海運は危険が大きい。貴重で元手の掛かっている兵力を軍船で運ぶのは最低限に抑えたいのが各国の本心である。
それでも上空気流が穏やかで波の小さい北海洋なら考慮出来るだろう。しかし、西方の北海洋は密林に閉ざされている。港はおろか、着岸可能な地点がないのである。正確に言うと接岸は可能。だが、兵員を下ろしたと同時に強力な魔獣に殲滅されるだけである。
では、南海洋はどうか? 上空気流が強く荒れがちな海は、海路が取れない事はないが損失は計算しなければならない。具体的には、航行距離は極力短くしたい。東方の野心的な国にしても、西方まで海路で足を延ばそうとすれば、それ相応の覚悟が必要になる。
結果、海路を短くしようとして陸路を取れば、中隔地方という壁が出来るわけだ。
以上から海上防衛に大きな必要性が感じられなかった西方の各国家は、まともな海軍を備えている国がなかった。
ところが新街道の開通によって局面は変わる。
西方の窓口メルクトゥー王国とホルツレイン王国が陸路で繋がる。しかもメルクトゥーは西方寄りの政策に舵取りしようとしている。距離というただの壁が、軍事力という要塞に変わろうとしている。これは野心的な東方、つまりはロードナック帝国は、軍事的に大きな転換を余儀なくされるだろう。
陸路による大兵力の移動は困難を極めると思われる。ならばと、逆に損失覚悟でも海路を取る可能性が生まれてきたのだ。
そうなると海上防衛の必要性も生じてくる。対策として大国ホルツレインがメルクトゥーを支援する事で、強力な海上防衛線を敷こうと計画しているのである。

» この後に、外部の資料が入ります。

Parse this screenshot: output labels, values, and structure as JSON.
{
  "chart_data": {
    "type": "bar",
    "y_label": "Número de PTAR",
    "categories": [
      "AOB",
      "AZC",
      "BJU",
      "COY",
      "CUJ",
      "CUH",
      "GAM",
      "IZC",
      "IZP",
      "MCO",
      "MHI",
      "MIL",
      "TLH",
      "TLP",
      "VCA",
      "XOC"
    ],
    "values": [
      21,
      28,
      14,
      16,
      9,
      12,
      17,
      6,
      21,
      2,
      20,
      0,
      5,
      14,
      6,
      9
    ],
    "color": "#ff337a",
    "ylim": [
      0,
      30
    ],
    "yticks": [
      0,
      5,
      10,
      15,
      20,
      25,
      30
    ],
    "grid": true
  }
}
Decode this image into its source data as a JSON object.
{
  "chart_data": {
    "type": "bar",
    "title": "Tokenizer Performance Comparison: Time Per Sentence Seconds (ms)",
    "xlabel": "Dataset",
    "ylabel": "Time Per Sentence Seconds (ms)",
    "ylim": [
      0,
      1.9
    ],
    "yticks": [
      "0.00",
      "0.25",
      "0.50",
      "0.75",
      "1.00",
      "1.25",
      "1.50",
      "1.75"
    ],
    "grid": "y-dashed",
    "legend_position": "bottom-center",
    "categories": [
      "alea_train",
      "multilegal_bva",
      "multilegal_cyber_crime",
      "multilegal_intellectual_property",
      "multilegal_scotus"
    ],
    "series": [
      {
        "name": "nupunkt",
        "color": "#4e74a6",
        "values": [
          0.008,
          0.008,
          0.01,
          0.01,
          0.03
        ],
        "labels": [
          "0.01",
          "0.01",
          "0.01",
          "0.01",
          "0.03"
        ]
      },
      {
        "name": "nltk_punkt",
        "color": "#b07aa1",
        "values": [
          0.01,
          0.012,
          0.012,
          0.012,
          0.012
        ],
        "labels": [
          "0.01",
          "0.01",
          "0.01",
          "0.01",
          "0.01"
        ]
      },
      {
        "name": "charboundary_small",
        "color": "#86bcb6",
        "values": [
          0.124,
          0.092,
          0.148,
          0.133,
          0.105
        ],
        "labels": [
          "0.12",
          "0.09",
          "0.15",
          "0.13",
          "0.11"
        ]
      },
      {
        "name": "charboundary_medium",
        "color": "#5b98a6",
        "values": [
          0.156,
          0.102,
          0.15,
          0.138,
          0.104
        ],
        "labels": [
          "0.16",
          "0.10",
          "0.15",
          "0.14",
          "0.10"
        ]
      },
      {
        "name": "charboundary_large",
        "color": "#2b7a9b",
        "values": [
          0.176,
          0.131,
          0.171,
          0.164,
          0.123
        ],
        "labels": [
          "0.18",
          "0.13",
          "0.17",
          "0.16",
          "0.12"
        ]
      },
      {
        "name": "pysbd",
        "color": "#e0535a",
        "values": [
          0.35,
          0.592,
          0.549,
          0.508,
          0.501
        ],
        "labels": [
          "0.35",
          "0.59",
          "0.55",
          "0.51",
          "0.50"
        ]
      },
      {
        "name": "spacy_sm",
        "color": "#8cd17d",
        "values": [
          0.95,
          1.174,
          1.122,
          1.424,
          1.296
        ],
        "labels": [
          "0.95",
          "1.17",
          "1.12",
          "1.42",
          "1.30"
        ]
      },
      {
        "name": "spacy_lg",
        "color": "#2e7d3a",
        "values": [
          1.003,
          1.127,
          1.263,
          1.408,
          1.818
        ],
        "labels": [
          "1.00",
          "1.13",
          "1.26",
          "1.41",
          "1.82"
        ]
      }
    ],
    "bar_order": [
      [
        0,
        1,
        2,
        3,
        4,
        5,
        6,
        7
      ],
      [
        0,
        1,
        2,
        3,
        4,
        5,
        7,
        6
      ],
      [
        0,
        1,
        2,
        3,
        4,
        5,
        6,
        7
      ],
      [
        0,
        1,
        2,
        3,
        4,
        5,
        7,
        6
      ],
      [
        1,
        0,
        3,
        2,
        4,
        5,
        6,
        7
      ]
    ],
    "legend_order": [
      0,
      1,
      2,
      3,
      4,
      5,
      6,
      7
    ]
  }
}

「お聞きの事と思いますが、ラムレキアは帝国西部を懐柔しようとしています」
カイは一応の状況説明をする。
「あれはそんな可愛らしいものではないぞ。王妃殿下は明らかな離間策に出ようとしていらっしゃる」
「まあ、彼女ならそうでしょうね?」
直接の窓口になっているグラウドが補足すると、チャムも賛同の声を上げる。
「これからホルツレインが中隔地方にどんな商路を確保していくかで、海上防衛線など意味を為さなくなる可能性は大きいと思いますよ?」
「需要の高い交易品は、戦略物資以上の効果を発揮するからな。せいぜい後方支援をさせてもらおう」
反転リングにモノリコート、属性セネルなど、供給如何で相手を動かせそうな交易品は多い。国内が割れれば西方に触手など伸ばすゆとりはなくなる。
「どうせフリギアもホルツレインを盾にするつもりだ。ナーフス商人には頑張って素通りしてもらわねばなるまい」
「火の粉が散るのが嫌なら協力してもらわないと。おっと、聞かせてはいけない人もいたな」
わざとらしくクラインは美丈夫を透かし見る。
「心配されなくとも、そういうのはバルトロの得意技なのでよく理解していると思いますよ、殿下」
トゥリオも片眉を上げて肩を竦めて見せる。
理解はしながらも、こういう話には口出しすべきでないと考えている獣人少女は、リドと一緒にお菓子を齧るのに専念している。
そのカリコリという音と、大人の含み笑いが協和音を奏でていた。